MetricsComing from a direct marketing background in which measurement is everything, I say, “It’s about time.” Then the paper quotes, “Today, almost 70% of B2B marketers are turning to metrics to help them justify their budgets.” This spurs me to ask, “Why would anyone in demand generation marketing want to spend one dime in marketing (not branding) if they weren’t willing and able to measure what that marketing produced?”

The reason 100% of the B2B marketers in the study aren’t tracking metrics is because it’s hard. Marketers doing true integrated B2B marketing have a lot to keep track of.

Marketing automation helps, as most of those vendor systems include features for tracking response. However, not all responses to outbound campaigns end up on a landing page. Some generate incoming phone calls or emails and many end up as visits to the company Web site. Some traditional B2B direct mail efforts come back in reply devices.

Tracking that builds accurate B2B marketing metrics and measurement takes planning, processes and personnel. In many companies, those are all in short supply.

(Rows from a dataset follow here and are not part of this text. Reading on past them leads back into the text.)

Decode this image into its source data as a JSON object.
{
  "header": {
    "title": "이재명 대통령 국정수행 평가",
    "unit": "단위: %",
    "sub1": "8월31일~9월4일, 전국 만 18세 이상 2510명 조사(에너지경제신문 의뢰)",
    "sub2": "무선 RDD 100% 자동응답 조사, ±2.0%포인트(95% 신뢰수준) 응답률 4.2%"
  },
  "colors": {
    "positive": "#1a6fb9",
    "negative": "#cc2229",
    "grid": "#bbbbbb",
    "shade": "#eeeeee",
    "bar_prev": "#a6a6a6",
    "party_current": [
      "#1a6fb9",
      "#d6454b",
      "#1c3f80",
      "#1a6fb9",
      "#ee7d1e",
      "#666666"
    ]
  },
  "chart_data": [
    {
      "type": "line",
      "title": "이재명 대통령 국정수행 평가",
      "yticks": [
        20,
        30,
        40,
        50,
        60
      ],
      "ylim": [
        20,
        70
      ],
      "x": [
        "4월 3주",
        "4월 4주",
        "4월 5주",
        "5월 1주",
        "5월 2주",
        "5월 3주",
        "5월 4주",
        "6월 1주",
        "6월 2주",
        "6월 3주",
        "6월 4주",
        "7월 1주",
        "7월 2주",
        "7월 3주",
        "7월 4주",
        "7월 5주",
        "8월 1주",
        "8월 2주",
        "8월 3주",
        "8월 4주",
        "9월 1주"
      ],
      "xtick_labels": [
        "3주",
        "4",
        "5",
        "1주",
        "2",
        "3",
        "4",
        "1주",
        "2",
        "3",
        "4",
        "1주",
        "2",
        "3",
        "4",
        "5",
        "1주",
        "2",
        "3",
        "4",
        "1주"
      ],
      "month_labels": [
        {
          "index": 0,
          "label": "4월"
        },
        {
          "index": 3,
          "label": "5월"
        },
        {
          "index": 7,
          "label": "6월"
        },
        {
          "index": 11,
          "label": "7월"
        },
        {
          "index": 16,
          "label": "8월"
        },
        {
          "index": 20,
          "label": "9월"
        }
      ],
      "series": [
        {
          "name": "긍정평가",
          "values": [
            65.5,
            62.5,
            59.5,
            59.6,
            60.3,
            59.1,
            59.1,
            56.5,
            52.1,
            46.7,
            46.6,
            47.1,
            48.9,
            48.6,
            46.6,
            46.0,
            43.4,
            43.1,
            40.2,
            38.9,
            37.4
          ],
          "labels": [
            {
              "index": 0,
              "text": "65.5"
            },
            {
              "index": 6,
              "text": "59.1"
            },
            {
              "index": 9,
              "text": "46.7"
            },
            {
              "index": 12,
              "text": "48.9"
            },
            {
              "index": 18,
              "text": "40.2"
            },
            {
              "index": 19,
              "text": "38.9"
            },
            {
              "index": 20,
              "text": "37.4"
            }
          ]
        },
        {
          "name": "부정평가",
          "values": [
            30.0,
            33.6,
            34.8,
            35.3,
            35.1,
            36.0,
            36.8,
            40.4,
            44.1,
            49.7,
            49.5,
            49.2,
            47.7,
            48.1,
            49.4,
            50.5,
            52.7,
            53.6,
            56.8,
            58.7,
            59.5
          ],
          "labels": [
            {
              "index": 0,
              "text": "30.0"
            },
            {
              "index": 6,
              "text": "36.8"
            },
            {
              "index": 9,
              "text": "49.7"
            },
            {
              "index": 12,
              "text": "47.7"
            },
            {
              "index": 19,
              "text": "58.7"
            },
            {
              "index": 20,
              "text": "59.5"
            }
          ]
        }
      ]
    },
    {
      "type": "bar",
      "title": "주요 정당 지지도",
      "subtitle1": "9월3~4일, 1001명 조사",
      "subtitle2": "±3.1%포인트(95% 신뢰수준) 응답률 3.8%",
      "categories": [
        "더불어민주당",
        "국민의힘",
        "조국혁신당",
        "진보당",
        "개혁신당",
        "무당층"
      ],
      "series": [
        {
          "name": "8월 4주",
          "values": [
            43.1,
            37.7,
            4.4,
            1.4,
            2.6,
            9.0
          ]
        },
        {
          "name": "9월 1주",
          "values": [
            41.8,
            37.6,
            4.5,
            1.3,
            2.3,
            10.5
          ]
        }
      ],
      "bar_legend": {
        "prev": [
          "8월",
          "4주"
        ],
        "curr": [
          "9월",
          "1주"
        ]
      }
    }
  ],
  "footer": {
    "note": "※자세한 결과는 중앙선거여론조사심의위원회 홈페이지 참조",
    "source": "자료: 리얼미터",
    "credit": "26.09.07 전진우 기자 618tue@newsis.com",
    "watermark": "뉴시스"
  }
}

If limited or no tracking or measurement has been done, a last-ditch analysis can still provide the most important metric. This last-ditch option is to periodically run a match back data analysis by bumping the list of prospects or the customer file against the list of sales and identify matches.

Relevate Group briefly covers how this is done in “Driving Campaign Profitability Using Match Back Response Analysis in B to B Marketing.”

The Act-On Software paper includes a long list of revenue-related metrics a company should track. However, in the end, a match back can identify the most important metric of all. That is, “How many sales and how much revenue did the marketing generate?”